Colleges now will be required to dismiss complaints that fall short of the updated definition, although any allegation of rape or sexual assault will be deemed to have met the definition.

Opponents also take issue with a measure in the final policy allowing schools to choose a higher standard of proof when deciding cases of sexual misconduct.

The Obama administration encouraged schools to use a "preponderance of the evidence" standard, meaning that the allegation is more likely than not true. But the new rules allow schools to use a "clear and convincing" standard, meaning the claim is highly probable.

Democrats and some education groups had asked Ms. DeVos to postpone the final rule until after the coronavirus pandemic, saying schools were too busy responding to the crisis to implement complex federal rules.

The American Council on Education, an association of college presidents, urged Ms. DeVos on Wednesday to delay the policy until summer 2021, saying the timing reflected "appallingly poor judgment."
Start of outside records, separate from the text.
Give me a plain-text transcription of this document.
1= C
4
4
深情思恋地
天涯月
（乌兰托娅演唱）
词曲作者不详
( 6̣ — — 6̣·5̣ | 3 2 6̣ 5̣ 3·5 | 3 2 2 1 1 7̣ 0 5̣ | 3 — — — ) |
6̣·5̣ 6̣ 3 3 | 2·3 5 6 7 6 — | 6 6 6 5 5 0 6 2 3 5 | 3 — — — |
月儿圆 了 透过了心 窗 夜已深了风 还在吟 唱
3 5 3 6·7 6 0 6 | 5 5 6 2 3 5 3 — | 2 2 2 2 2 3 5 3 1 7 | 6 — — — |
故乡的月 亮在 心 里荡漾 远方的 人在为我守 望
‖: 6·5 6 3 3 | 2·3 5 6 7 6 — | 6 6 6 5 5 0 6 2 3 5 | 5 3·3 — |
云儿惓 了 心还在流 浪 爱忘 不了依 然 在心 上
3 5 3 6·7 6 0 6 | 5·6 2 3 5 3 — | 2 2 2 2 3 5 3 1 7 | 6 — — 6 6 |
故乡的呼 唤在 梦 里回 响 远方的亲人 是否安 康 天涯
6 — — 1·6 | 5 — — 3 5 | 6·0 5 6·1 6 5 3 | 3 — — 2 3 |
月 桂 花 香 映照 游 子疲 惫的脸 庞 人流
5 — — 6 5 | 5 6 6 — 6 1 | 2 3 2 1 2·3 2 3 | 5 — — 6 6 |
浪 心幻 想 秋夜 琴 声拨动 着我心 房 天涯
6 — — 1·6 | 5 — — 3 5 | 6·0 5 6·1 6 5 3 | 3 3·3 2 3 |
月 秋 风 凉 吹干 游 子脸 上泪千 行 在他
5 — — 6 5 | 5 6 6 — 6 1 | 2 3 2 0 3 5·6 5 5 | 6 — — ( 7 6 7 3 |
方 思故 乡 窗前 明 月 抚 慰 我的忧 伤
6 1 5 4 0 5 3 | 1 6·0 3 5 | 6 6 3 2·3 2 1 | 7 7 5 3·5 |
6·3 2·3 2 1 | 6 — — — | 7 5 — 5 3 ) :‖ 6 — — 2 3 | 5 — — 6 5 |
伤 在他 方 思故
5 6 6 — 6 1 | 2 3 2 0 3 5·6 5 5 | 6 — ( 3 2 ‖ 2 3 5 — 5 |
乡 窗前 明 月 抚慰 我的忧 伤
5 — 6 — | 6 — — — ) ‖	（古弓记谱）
"This is irrational, unrealistic and completely at odds with the Trump administration's oft-repeated statement to tread lightly when imposing complex new regulations," the group said in a statement.

Ms. DeVos said schools had been given fair warning.

"Civil rights really can't wait, and students' cases continue to be decided now," she said. "We've been working on this for more than two years, so it's not a surprise to institutions that it's been coming."

This story was reported by The Associated Press.